The Fed should be reassured by the fact that household inflation expectations remain well anchored, despite currently high inflation. Indeed, household inflation expectations are stable at the start of 2024, after their sharp fall at the end of 2023, at levels in line with their historical averages (3% at 1 year and 2.9% at 5-10 years).
Fig.4 United States: Construction activity disappoints in January
-Driver's license
- Housing starts
US housing starts fell by 15% in January, reversing the strong rebound at the end of 2023, with starts at a 6-month low. That said, this partly reflects a sharp drop in building starts, which are always highly volatile, and the impact of unfavorable weather in January. Single-family housing starts, on the other hand, fell by a more limited 5%, while building permits, less affected by the weather, have remained broadly stable over the past 5 months.

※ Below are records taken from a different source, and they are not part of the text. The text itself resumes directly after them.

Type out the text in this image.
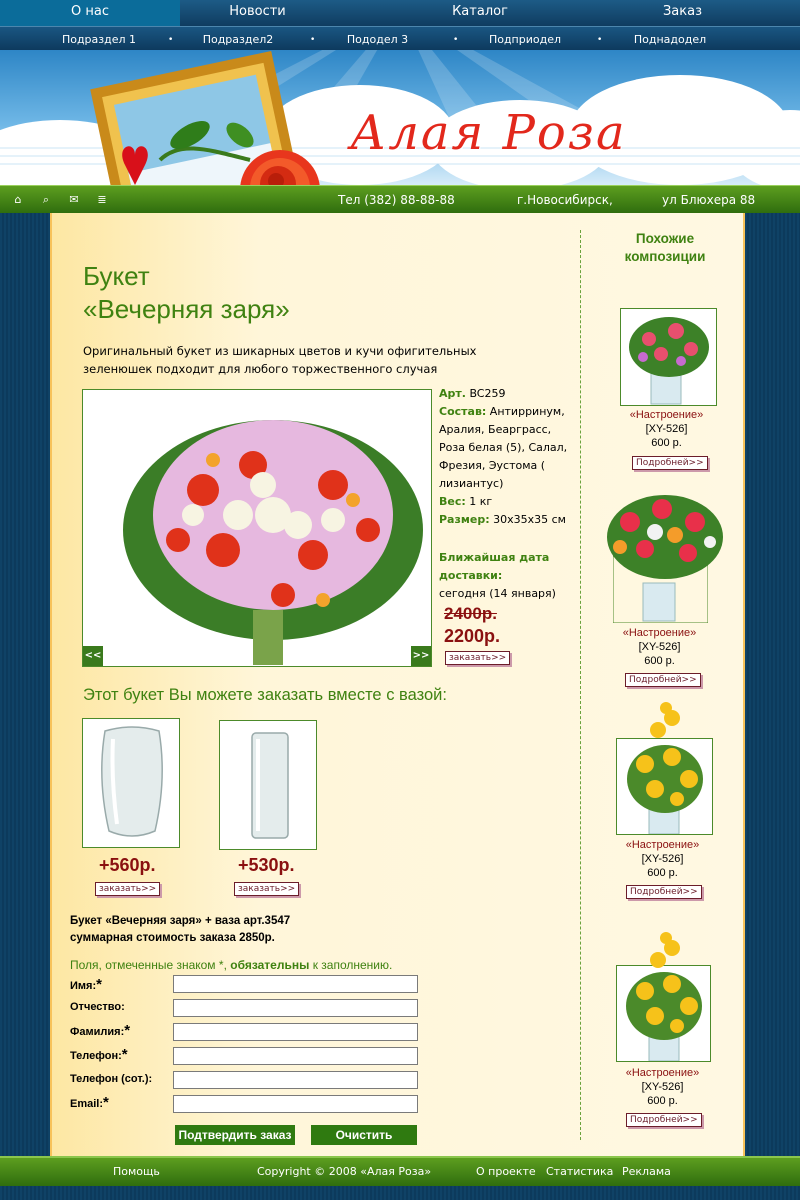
О нас	Новости	Каталог	Заказ
Подраздел 1	•	Подраздел2	•	Пододел 3	•	Подприодел	•	Поднадодел
Алая Роза
⌂	⌕	✉	≣	Тел (382) 88-88-88	г.Новосибирск,	ул Блюхера 88
Букет
«Вечерняя заря»
Оригинальный букет из шикарных цветов и кучи офигительных
зеленюшек подходит для любого торжественного случая
<<	>>
Арт. BC259
Состав: Антирринум,
Аралия, Беаргрaсс,
Роза белая (5), Салал,
Фрезия, Эустома (
лизиантус)
Вес: 1 кг
Размер: 30x35x35 см
Ближайшая дата
доставки:
сегодня (14 января)
2400р.
2200р.
заказать>>
Этот букет Вы можете заказать вместе с вазой:
+560р.	+530р.
заказать>>	заказать>>
Букет «Вечерняя заря» + ваза арт.3547
суммарная стоимость заказа 2850р.
Поля, отмеченные знаком *, обязательны к заполнению.
Имя:*
Отчество:
Фамилия:*
Телефон:*
Телефон (сот.):
Email:*
Подтвердить заказ	Очистить
Похожие
композиции
«Настроение»
[XY-526]
600 р.
Подробней>>
«Настроение»
[XY-526]
600 р.
Подробней>>
«Настроение»
[XY-526]
600 р.
Подробней>>
«Настроение»
[XY-526]
600 р.
Подробней>>
Помощь	Copyright © 2008 «Алая Роза»	О проекте Статистика Реклама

Fig.5 United States: But the outlook for real estate remains slightly favorable
-Building permits - single-family homes
- Promoter confidence (d)
In fact, building permits for single-family homes, the series that best reflects the trend in real estate activity, continue to pick up gradually in early 2024. Furthermore, promoter confidence continued to rebound in February despite the further rise in mortgage rates since the beginning of the month, while remaining close to neutral.
All in all, in our view, the disappointing US activity figures for January (retail sales, industrial production, construction, etc.) reflect more a temporary breather after several months of strong activity than a change in trend. Especially as January's figures are likely to be impacted by residual seasonal effects and by inclement weather. But it also shows that US growth is likely to slow after an exceptional second half of 2023, and that the risk of a more abrupt slowdown cannot be totally ruled out for the coming months.